OF ALL the upsets predicted for investors in the course of 2014, a 30 per cent plus plunge in the price of oil rarely featured as a big event risk. But here we are, with Brent crude slithering from a peak of $115 a barrel this summer to just above $70 last week.
Stock market winners? Travel companies from Ryanair to EasyJet and Stagecoach and FirstGroup are in the front line of beneficiaries. And so, too, are a number of unlikely companies – Irn Bru producer AG Barr among them. The real benefits, however, are more widely spread. The falling oil price works like a tax cut for countries that are net oil importers. Companies across the world are now enjoying a significant fall in production and distribution costs.
The problem for investors is how to react to such a plunge. By the time markets have adjusted it is too late for investors to undertake big portfolio changes. And in any event it pays to be cautious about instant reaction.
Last week’s plunge may well have been overdone. And it would be brave to assume prices will stay so low. Analysts at Goldman Sachs now predict an average price of $83.80 for 2015 – equivalent to a 23 per cent discount to the average price of Brent crude over the past three years. But one effect of the price fall will be to cut oil exploration and extraction activity – putting in place the market dynamics for a price recovery.
For the moment, let’s enjoy the benefits. IMF economists reckon that a 10 per cent change in oil prices is associated with a 0.2 per cent change in global GDP. That may seem so diffuse as not to matter. But coming as it does amid recent talk of a slowdown in global growth, this should provide a welcome tonic.
One immediate consequence will be to further reduce inflation pressures and enable central banks to keep interest rates lower for longer.
In the company sector, shares in oil giants such as BP and Shell have tumbled, dragging the FTSE-100 Index down with them. UK oil and gas shares have declined 15 per cent on average in the past three months. Oil industry service companies face an activity slowdown. And for Chancellor George Osborne it presents yet another headache as falling tax revenues from the North Sea and downstream operations hit his budget forecasts and add to his difficulties in deficit reduction.
Dark conspiracy theories surround Saudi Arabia’s decision to stick with current output levels at the Opec meeting last week.
Is it designed to apply pressure on rival oil producer Iran? Is it a ploy to engineer a prolonged price slump to drive marginal producers of US shale oil out of business? What is beyond dispute is that America’s dependence on imported oil has shrunk markedly and the power of Opec to influence world energy prices is not what it was.
On some predictions the US will meet only around a fifth of its oil consumption through imports next year – the lowest proportion since the 1970s.
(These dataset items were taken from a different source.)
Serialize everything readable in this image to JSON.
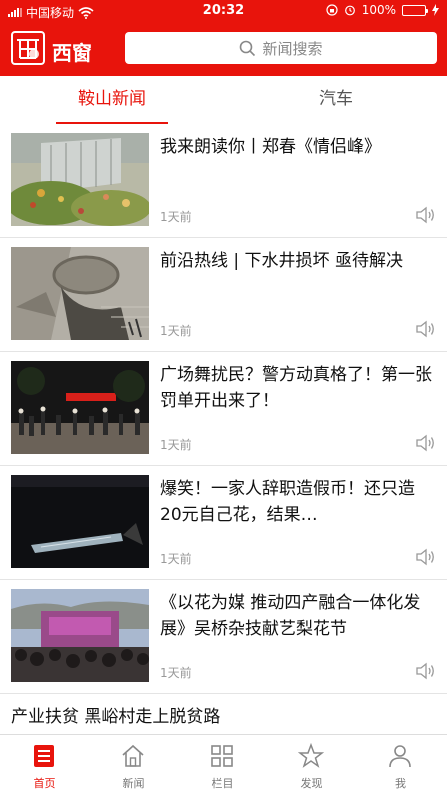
{
  "status_bar": {
    "carrier": "中国移动",
    "time": "20:32",
    "battery": "100%"
  },
  "header": {
    "app_title": "西窗",
    "search_placeholder": "新闻搜索"
  },
  "tabs": [
    {
      "label": "鞍山新闻",
      "active": true
    },
    {
      "label": "汽车",
      "active": false
    }
  ],
  "news": [
    {
      "title": "我来朗读你丨郑春《情侣峰》",
      "time": "1天前",
      "thumb": "painting-garden"
    },
    {
      "title": "前沿热线 | 下水井损坏 亟待解决",
      "time": "1天前",
      "thumb": "broken-manhole"
    },
    {
      "title": "广场舞扰民？警方动真格了！第一张罚单开出来了！",
      "time": "1天前",
      "thumb": "night-square-crowd"
    },
    {
      "title": "爆笑！一家人辞职造假币！还只造20元自己花，结果…",
      "time": "1天前",
      "thumb": "dark-money-scene"
    },
    {
      "title": "《以花为媒 推动四产融合一体化发展》吴桥杂技献艺梨花节",
      "time": "1天前",
      "thumb": "stage-performance"
    }
  ],
  "text_only_item": {
    "title": "产业扶贫 黑峪村走上脱贫路"
  },
  "bottom_nav": [
    {
      "label": "首页",
      "icon": "home-list-icon",
      "active": true
    },
    {
      "label": "新闻",
      "icon": "house-icon",
      "active": false
    },
    {
      "label": "栏目",
      "icon": "grid-icon",
      "active": false
    },
    {
      "label": "发现",
      "icon": "star-icon",
      "active": false
    },
    {
      "label": "我",
      "icon": "person-icon",
      "active": false
    }
  ],
  "colors": {
    "brand": "#e8140c",
    "battery": "#4cd964"
  }
}
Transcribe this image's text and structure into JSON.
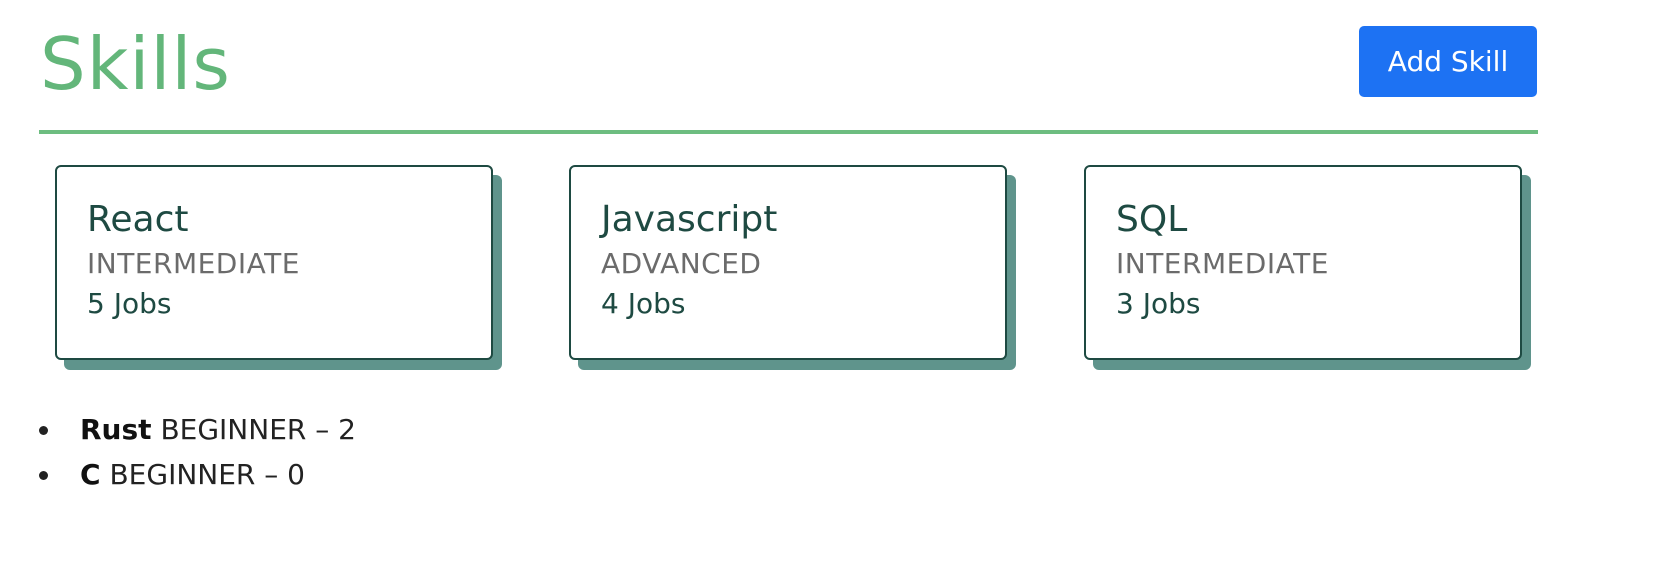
{
  "header": {
    "title": "Skills",
    "add_button_label": "Add Skill"
  },
  "colors": {
    "title": "#63b67a",
    "accent_button": "#1d72f3",
    "card_border": "#1e4a42",
    "card_shadow": "#5f948c"
  },
  "cards": [
    {
      "name": "React",
      "level": "INTERMEDIATE",
      "jobs": "5 Jobs"
    },
    {
      "name": "Javascript",
      "level": "ADVANCED",
      "jobs": "4 Jobs"
    },
    {
      "name": "SQL",
      "level": "INTERMEDIATE",
      "jobs": "3 Jobs"
    }
  ],
  "list": [
    {
      "name": "Rust",
      "detail": "BEGINNER – 2"
    },
    {
      "name": "C",
      "detail": "BEGINNER – 0"
    }
  ]
}
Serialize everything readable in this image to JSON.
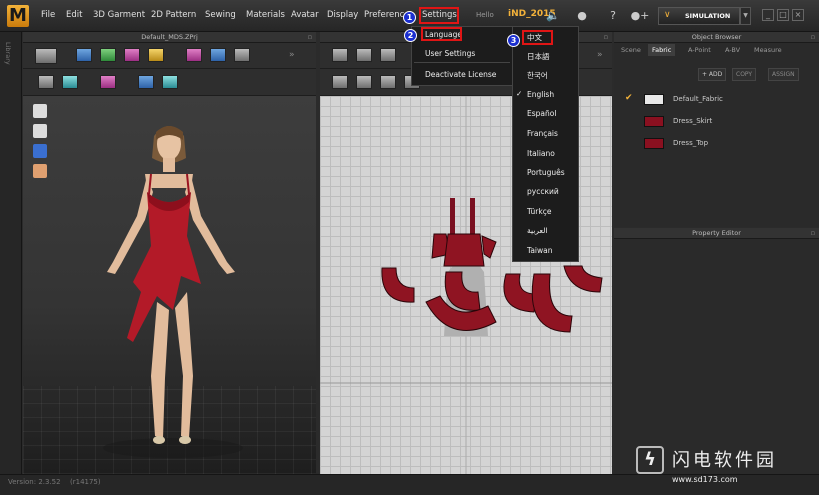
{
  "app": {
    "logo_letter": "M",
    "menu": [
      "File",
      "Edit",
      "3D Garment",
      "2D Pattern",
      "Sewing",
      "Materials",
      "Avatar",
      "Display",
      "Preferenc",
      "Settings"
    ],
    "hello_label": "Hello",
    "username": "iND_2015",
    "simulation_label": "SIMULATION",
    "accent_color": "#f3b23a"
  },
  "library_label": "Library",
  "panels": {
    "view3d_title": "Default_MDS.ZPrj",
    "object_browser_title": "Object Browser",
    "property_editor_title": "Property Editor"
  },
  "object_browser": {
    "tabs": [
      "Scene",
      "Fabric",
      "A-Point",
      "A-BV",
      "Measure"
    ],
    "active_tab": "Fabric",
    "buttons": {
      "add": "+ ADD",
      "copy": "COPY",
      "assign": "ASSIGN"
    },
    "fabrics": [
      {
        "name": "Default_Fabric",
        "color": "#e8e8e8",
        "selected": true
      },
      {
        "name": "Dress_Skirt",
        "color": "#8a1020",
        "selected": false
      },
      {
        "name": "Dress_Top",
        "color": "#8a1020",
        "selected": false
      }
    ]
  },
  "settings_menu": {
    "items": [
      "Language",
      "User Settings",
      "Deactivate License"
    ],
    "highlighted": "Language"
  },
  "language_menu": {
    "items": [
      "中文",
      "日本語",
      "한국어",
      "English",
      "Español",
      "Français",
      "Italiano",
      "Português",
      "русский",
      "Türkçe",
      "العربية",
      "Taiwan"
    ],
    "checked": "English",
    "highlighted": "中文"
  },
  "steps": [
    "1",
    "2",
    "3"
  ],
  "status": {
    "version": "Version: 2.3.52",
    "build": "(r14175)"
  },
  "watermark": {
    "glyph": "ϟ",
    "title": "闪电软件园",
    "url": "www.sd173.com"
  }
}
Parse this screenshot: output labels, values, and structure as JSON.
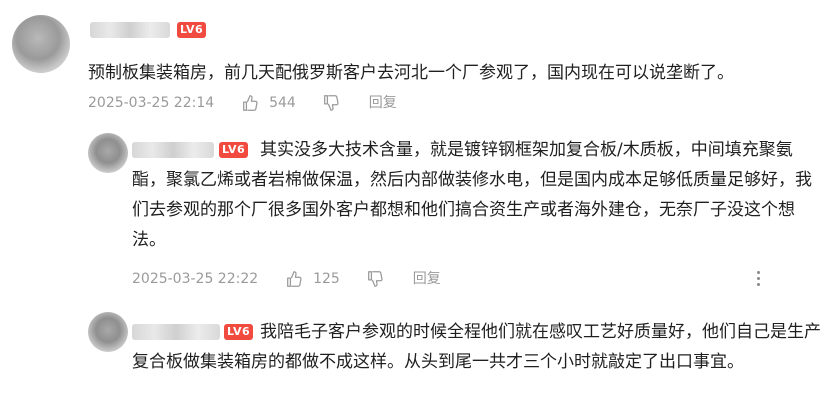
{
  "comments": [
    {
      "level_badge": "LV6",
      "text": "预制板集装箱房，前几天配俄罗斯客户去河北一个厂参观了，国内现在可以说垄断了。",
      "timestamp": "2025-03-25 22:14",
      "likes": "544",
      "reply_label": "回复"
    },
    {
      "level_badge": "LV6",
      "text": "其实没多大技术含量，就是镀锌钢框架加复合板/木质板，中间填充聚氨酯，聚氯乙烯或者岩棉做保温，然后内部做装修水电，但是国内成本足够低质量足够好，我们去参观的那个厂很多国外客户都想和他们搞合资生产或者海外建仓，无奈厂子没这个想法。",
      "timestamp": "2025-03-25 22:22",
      "likes": "125",
      "reply_label": "回复"
    },
    {
      "level_badge": "LV6",
      "text": "我陪毛子客户参观的时候全程他们就在感叹工艺好质量好，他们自己是生产复合板做集装箱房的都做不成这样。从头到尾一共才三个小时就敲定了出口事宜。"
    }
  ],
  "icons": [
    "thumb-up-icon",
    "thumb-down-icon",
    "more-icon"
  ],
  "colors": {
    "level_badge": "#f04b3e",
    "meta_text": "#9a9a9a",
    "body_text": "#1f1f1f"
  }
}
All this would seem to indicate a step change in the outlook for investment markets. Dominic Rossi, chief investment officer at fund manager Fidelity, says a halving in the oil price since 2007 signals a new phase. “Shale gas, a strong dollar and a weaker Chinese economy are reversing the trends seen across capital markets last decade. Winners of the last bull market are today’s losers, while today’s winners are those markets that de-rated last time around.
“Our conviction in this equity bull market, led by the US and the developed world, continues. 2015 will be another good year for these equity markets. The fall in oil prices will boost economic activity, and allow the Fed a greater degree of freedom to remain accommodative as growth accelerates.’
For private investors with stock market savings dominated by big holdings in companies such as BP and Royal Dutch Shell, this has been unsettling. BP has clattered down from 523p to 420p while Royal Dutch Shell “A” have lost 321p a share from their high to £21.32. But the raison d’être for holding these shares is dividend income. Barring a sustained price fall below $75 a barrel, those dividend payments look reasonably safe for now.
Travel companies such as Stagecoach and National Express will benefit from lower fuel costs along with airlines. And among the beneficiaries will be companies with high distribution bills. Here AG Barr has been identified by the Investors Chronicle as a gainer. Shipping more than 20 million cases of own-label soft drinks entails a huge fuel bill. That will have come down notably in recent weeks.